Despite Historic Indictment, Doctors Will Keep Mailing Abortion Pills Across State Lines
When the news broke on Jan. 31 that a New York physician had been indicted for shipping abortion medications to a woman in Louisiana, it stoked fear across the network of doctors and medical clinics who engage in similar work. Dr. Margaret Carpenter became the first U.S. doctor criminally charged for providing abortion pills across state lines — a medical practice that grew after the U.S. Supreme Court’s Dobbs v. Jackson Women’s Health Organization decision on June 24, 2022, which overturned Roe.
The Indictment and Extradition Battle
Carpenter was indicted alongside a Louisiana mother who allegedly received the mailed package and gave the pills prescribed by Carpenter to her minor daughter. According to an NPR and KFF Health News interview with Tony Clayton, the Louisiana local district attorney prosecuting the case, the teen wanted to keep the pregnancy and called 911 after taking the pills. When police responded, they learned about the medication, which carried the prescribing doctor’s name, Clayton said. The charges against the physician carry a possible five-year prison sentence.
On Feb. 11, Louisiana’s Republican governor, Jeff Landry, signed an extradition warrant for Carpenter, arguing she “must face extradition to Louisiana, where she can stand trial and justice will be served.” New York’s Democratic governor, Kathy Hochul, countered by releasing her own video, confirming she was refusing to extradite Carpenter. “Louisiana has changed their laws, but that has no bearing on the laws here in the state of New York,” Hochul said.
Impact on Abortion Providers and Telehealth
At the Massachusetts Medication Abortion Access Project, physicians use telehealth to prescribe and mail pills to people who live in states that ban or restrict abortion. “It’s scary. It’s frustrating,” said Angel Foster, co-founder of the clinic near Boston that mails mifepristone and misoprostol pills to patients in states with abortion bans. Foster added that abortion providers like her had been expecting prosecution or another kind of legal challenge from states with abortion bans since the 2022 Supreme Court decision.
The indictment also sparked worry among abortion providers like Kohar Der Simonian, medical director for Maine Family Planning. “It just hit home that this is real, like this could happen to anybody, at any time now, which is scary,” Der Simonian said. Ever since the Supreme Court overturned Roe v. Wade in 2022, it was unclear when those tests would come, and would it be against an individual provider or a practice or organization.
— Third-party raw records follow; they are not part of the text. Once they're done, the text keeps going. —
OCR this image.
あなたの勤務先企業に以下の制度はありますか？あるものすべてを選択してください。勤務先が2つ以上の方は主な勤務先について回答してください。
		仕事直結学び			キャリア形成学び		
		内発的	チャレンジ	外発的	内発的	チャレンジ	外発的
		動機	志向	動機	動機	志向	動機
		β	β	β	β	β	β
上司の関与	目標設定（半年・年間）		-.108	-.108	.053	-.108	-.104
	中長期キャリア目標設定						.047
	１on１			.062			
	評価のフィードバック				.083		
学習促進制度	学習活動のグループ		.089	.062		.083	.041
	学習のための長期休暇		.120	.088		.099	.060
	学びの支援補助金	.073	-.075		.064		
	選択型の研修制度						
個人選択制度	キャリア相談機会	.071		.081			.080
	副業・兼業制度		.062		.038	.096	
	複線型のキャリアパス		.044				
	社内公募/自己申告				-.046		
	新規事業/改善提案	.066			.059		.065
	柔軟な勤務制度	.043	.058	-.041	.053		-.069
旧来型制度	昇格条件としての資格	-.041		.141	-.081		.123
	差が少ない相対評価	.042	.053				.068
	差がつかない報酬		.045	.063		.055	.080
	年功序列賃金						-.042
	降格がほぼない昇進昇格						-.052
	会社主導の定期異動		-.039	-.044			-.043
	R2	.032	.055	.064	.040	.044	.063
The Legal Landscape of Abortion Access
Eight states have passed laws since 2022 to protect doctors who mail abortion pills out of state, and thereby block or “shield” them from extradition in such cases. The current legal status of abortion and provider protections includes the following data points:
- States with Shield Laws: New York, Maine, California, Colorado, Massachusetts, Rhode Island, Vermont, and Washington.
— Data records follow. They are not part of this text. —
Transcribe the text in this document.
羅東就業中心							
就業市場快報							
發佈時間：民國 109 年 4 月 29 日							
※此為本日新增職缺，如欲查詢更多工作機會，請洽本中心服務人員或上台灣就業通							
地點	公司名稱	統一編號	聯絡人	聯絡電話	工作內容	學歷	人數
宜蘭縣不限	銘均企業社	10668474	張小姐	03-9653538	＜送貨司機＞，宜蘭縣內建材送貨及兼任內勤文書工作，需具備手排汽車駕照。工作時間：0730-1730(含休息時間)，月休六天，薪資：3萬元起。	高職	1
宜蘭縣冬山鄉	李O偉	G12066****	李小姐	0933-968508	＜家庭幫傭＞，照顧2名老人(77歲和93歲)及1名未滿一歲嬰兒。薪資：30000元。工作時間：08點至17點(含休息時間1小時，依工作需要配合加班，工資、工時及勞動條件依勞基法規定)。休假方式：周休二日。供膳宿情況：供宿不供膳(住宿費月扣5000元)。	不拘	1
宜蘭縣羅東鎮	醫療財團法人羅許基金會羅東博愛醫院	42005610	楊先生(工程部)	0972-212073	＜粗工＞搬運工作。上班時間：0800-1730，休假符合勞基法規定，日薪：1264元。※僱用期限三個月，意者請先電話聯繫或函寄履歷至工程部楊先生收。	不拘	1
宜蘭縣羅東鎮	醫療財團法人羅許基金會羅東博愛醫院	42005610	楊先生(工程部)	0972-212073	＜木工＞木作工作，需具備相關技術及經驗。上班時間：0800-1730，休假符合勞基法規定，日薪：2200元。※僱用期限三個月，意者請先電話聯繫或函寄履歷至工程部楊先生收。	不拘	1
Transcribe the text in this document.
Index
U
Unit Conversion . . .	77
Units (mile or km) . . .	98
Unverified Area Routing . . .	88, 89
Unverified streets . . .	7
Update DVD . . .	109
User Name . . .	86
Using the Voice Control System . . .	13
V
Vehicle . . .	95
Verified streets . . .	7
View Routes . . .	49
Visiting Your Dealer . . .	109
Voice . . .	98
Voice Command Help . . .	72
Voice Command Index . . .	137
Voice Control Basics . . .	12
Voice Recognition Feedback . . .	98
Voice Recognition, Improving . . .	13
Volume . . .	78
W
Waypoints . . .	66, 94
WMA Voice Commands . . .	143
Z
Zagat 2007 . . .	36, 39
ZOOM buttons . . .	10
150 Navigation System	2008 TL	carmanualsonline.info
- Near-Total Abortion Bans: 12 states have enacted near-total bans since the Dobbs decision.
- Partial Abortion Bans: An additional 10 states have outlawed the procedure after a certain point in pregnancy, but before a fetus is viable.
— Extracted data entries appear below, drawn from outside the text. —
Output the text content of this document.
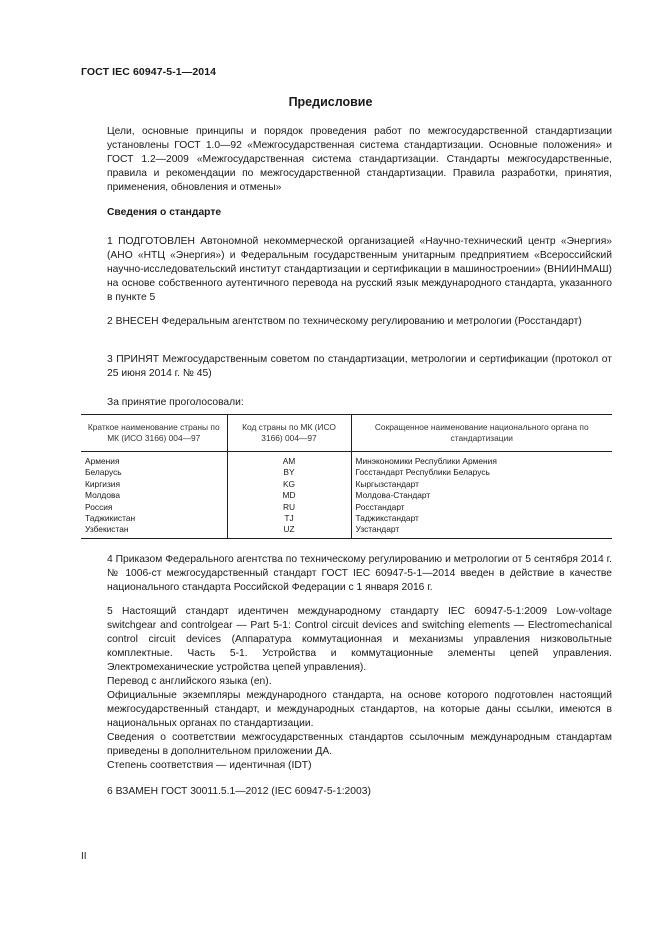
ГОСТ IEC 60947-5-1—2014
Предисловие
Цели, основные принципы и порядок проведения работ по межгосударственной стандартизации установлены ГОСТ 1.0—92 «Межгосударственная система стандартизации. Основные положения» и ГОСТ 1.2—2009 «Межгосударственная система стандартизации. Стандарты межгосударственные, правила и рекомендации по межгосударственной стандартизации. Правила разработки, принятия, применения, обновления и отмены»
Сведения о стандарте
1 ПОДГОТОВЛЕН Автономной некоммерческой организацией «Научно-технический центр «Энергия» (АНО «НТЦ «Энергия») и Федеральным государственным унитарным предприятием «Всероссийский научно-исследовательский институт стандартизации и сертификации в машиностроении» (ВНИИНМАШ) на основе собственного аутентичного перевода на русский язык международного стандарта, указанного в пункте 5
2 ВНЕСЕН Федеральным агентством по техническому регулированию и метрологии (Росстандарт)
3 ПРИНЯТ Межгосударственным советом по стандартизации, метрологии и сертификации (протокол от 25 июня 2014 г. № 45)
За принятие проголосовали:
Краткое наименование страны по МК (ИСО 3166) 004—97	Код страны по МК (ИСО 3166) 004—97	Сокращенное наименование национального органа по стандартизации
Армения	AM	Минэкономики Республики Армения
Беларусь	BY	Госстандарт Республики Беларусь
Киргизия	KG	Кыргызстандарт
Молдова	MD	Молдова-Стандарт
Россия	RU	Росстандарт
Таджикистан	TJ	Таджикстандарт
Узбекистан	UZ	Узстандарт
4 Приказом Федерального агентства по техническому регулированию и метрологии от 5 сентября 2014 г. № 1006-ст межгосударственный стандарт ГОСТ IEC 60947-5-1—2014 введен в действие в качестве национального стандарта Российской Федерации с 1 января 2016 г.
5 Настоящий стандарт идентичен международному стандарту IEC 60947-5-1:2009 Low-voltage switchgear and controlgear — Part 5-1: Control circuit devices and switching elements — Electromechanical control circuit devices (Аппаратура коммутационная и механизмы управления низковольтные комплектные. Часть 5-1. Устройства и коммутационные элементы цепей управления. Электромеханические устройства цепей управления).
Перевод с английского языка (en).
Официальные экземпляры международного стандарта, на основе которого подготовлен настоящий межгосударственный стандарт, и международных стандартов, на которые даны ссылки, имеются в национальных органах по стандартизации.
Сведения о соответствии межгосударственных стандартов ссылочным международным стандартам приведены в дополнительном приложении ДА.
Степень соответствия — идентичная (IDT)
6 ВЗАМЕН ГОСТ 30011.5.1—2012 (IEC 60947-5-1:2003)
II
- Potential Penalties: Criminal indictments in states with bans can carry up to a five-year prison sentence.
Despite these challenges, clinics like the Massachusetts Medication Abortion Access Project continue to treat patients. As Angel Foster noted, providers had been wondering, “Would it be a criminal indictment, or would it be a civil lawsuit,” and we are now starting to see some of this play out.